The very next day, the company, Serious Energy, Inc., went all Orwell:
Members of the press received incomplete and incorrect information that Serious Energy would be closing the facility immediately. The Chicago plant remains open at this time, and the parties are working together to find a new owner if possible and explore all other options. Both UE and Serious Energy apologize for any resulting confusion.
“UE” is United Electrical Workers Union Local 1110. Serious Energy made no mention of what drove the change which it said wasn’t a change but really was, namely that shortly after its original announcement, “about 65 people, mostly employees, locked themselves inside the 268,000-square-foot facility.” In other words, the union and its workers re-occupied the plant.
That’s right, they “re-occupied” it. The plant’s original occupation, in many respects the precursor of the lawless Occupy movement which “somehow” appeared in September of last year, came in December 2008. That’s when its then-owner, Republic Windows and Doors, having lost $10 million in the past two years, told employees that it would close the plant in three days. Workers “occupied the building,” and said they wouldn’t leave “without assurances they’ll receive severance and vacation pay.”
Bank of America, which had cut off the company’s credit line because of its deteriorating financial condition, was unfortunately but understandably intimidated by the assemblage of politicians, activists, and leftist rabble which had gravitated to what they thought might be the start of a movement. As a result, six days later, it made “an additional loan” (the bank’s words) of $1.35 million to make the problem go away. For some reason, J.P. Morgan Chase also “pledged” $400,000.
The Associated Press’s headline called this result “successful.” In reality, it may be the most costly $1.75 million shakedown ever conducted — if not for the workers, certainly for their nation.
Here’s a synopsis of the plant’s subsequent history:
- In mid-December 2008, Republic filed for bankruptcy.
- Serious Energy bought the plant in February 2009.
- In a March 2009 press release followed by an April visit, Vice President Joe Biden declared that the administration’s stimulus plan would “increase demand for its products.”
- The $5 billion “weatherization” element of the stimulus plan which was supposedly going to keep the plant and other window makers going was “initially delayed for seven months while the federal Department of Labor determined prevailing wage standards for the industry.” Since then, like Solyndra and so many of Team Obama’s other “green energy” efforts, it has been an epic fail, accurately characterized as a “a complete cesspool of waste” by the conservative fiscal watchdog group Citizens Against Government Waste.
- Despite the glowing promises, the union now says the company “never hired back more than 75″ of the plant’s workers.
- Serious hasn’t promised to keep the Chicago facility open, but has instead said it will spend 90 days from the date of its announcement trying to find a buyer — and presumably installing really strong locks on its doors and gates.
That’s not all.
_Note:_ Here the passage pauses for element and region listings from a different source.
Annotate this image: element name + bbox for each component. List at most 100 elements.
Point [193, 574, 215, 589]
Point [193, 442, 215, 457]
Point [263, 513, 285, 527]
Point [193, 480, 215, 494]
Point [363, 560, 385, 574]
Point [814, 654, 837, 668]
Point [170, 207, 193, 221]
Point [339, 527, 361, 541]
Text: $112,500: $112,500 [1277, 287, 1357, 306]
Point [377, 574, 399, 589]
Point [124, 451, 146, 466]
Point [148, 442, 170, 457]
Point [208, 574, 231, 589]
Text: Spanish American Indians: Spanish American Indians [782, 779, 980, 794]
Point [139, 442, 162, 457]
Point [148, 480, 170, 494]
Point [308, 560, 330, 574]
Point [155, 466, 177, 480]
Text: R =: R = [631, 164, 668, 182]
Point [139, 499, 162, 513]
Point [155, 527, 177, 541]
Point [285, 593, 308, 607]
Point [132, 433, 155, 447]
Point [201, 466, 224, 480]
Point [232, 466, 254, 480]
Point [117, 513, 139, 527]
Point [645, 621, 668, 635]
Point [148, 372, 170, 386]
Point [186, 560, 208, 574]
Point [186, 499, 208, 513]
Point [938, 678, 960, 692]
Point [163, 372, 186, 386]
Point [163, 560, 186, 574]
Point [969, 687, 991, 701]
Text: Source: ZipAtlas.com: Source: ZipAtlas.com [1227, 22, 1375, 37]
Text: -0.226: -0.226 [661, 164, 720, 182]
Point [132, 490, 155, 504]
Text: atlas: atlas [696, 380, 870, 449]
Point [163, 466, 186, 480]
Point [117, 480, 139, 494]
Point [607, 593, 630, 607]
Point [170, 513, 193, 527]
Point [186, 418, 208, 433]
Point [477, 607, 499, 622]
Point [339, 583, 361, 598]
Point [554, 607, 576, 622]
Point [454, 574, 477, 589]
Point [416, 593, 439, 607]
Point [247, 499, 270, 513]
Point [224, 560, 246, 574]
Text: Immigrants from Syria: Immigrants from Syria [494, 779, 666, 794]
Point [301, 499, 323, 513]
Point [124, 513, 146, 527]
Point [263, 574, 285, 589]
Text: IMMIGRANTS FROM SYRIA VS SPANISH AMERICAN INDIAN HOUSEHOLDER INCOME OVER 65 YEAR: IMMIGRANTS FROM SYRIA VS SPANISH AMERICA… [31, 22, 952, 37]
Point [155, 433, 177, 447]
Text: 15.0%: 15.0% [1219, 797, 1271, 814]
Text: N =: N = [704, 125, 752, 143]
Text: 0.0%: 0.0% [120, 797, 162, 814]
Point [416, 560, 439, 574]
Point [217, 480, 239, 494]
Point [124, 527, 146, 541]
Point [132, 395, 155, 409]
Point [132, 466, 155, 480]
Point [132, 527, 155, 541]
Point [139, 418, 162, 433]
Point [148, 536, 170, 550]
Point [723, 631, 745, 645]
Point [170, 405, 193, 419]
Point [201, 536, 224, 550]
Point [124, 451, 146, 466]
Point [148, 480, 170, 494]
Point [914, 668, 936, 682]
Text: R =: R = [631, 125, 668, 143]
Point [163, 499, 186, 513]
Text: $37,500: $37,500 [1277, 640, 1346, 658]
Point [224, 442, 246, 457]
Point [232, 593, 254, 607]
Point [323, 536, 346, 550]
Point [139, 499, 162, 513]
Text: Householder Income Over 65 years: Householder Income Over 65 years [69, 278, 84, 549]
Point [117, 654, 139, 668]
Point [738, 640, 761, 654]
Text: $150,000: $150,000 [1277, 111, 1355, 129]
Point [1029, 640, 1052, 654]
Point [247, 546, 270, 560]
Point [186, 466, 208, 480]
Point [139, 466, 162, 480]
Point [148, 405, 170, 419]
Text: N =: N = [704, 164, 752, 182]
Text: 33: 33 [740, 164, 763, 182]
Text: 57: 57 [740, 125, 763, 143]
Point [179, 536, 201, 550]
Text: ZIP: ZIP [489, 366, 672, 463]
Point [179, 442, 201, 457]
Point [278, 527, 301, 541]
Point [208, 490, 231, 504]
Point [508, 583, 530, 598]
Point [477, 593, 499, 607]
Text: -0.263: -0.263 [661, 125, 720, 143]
On February 22, the day before Serious’s original closing announcement, the Federal Trade Commission trumpeted consent agreements it had obtained from five window manufacturers relating to their claims that consumers could cut their home energy bills by 40% to 50% with replacement windows alone (it’s really more like 7% to 15%, according to Consumer Reports). One of the five? You guessed it. It seems quite likely that these companies’ exaggerated claims were used as a basis for estimating how much energy savings the government’s weatherization program would achieve. “Seriously,” you can’t make this stuff up.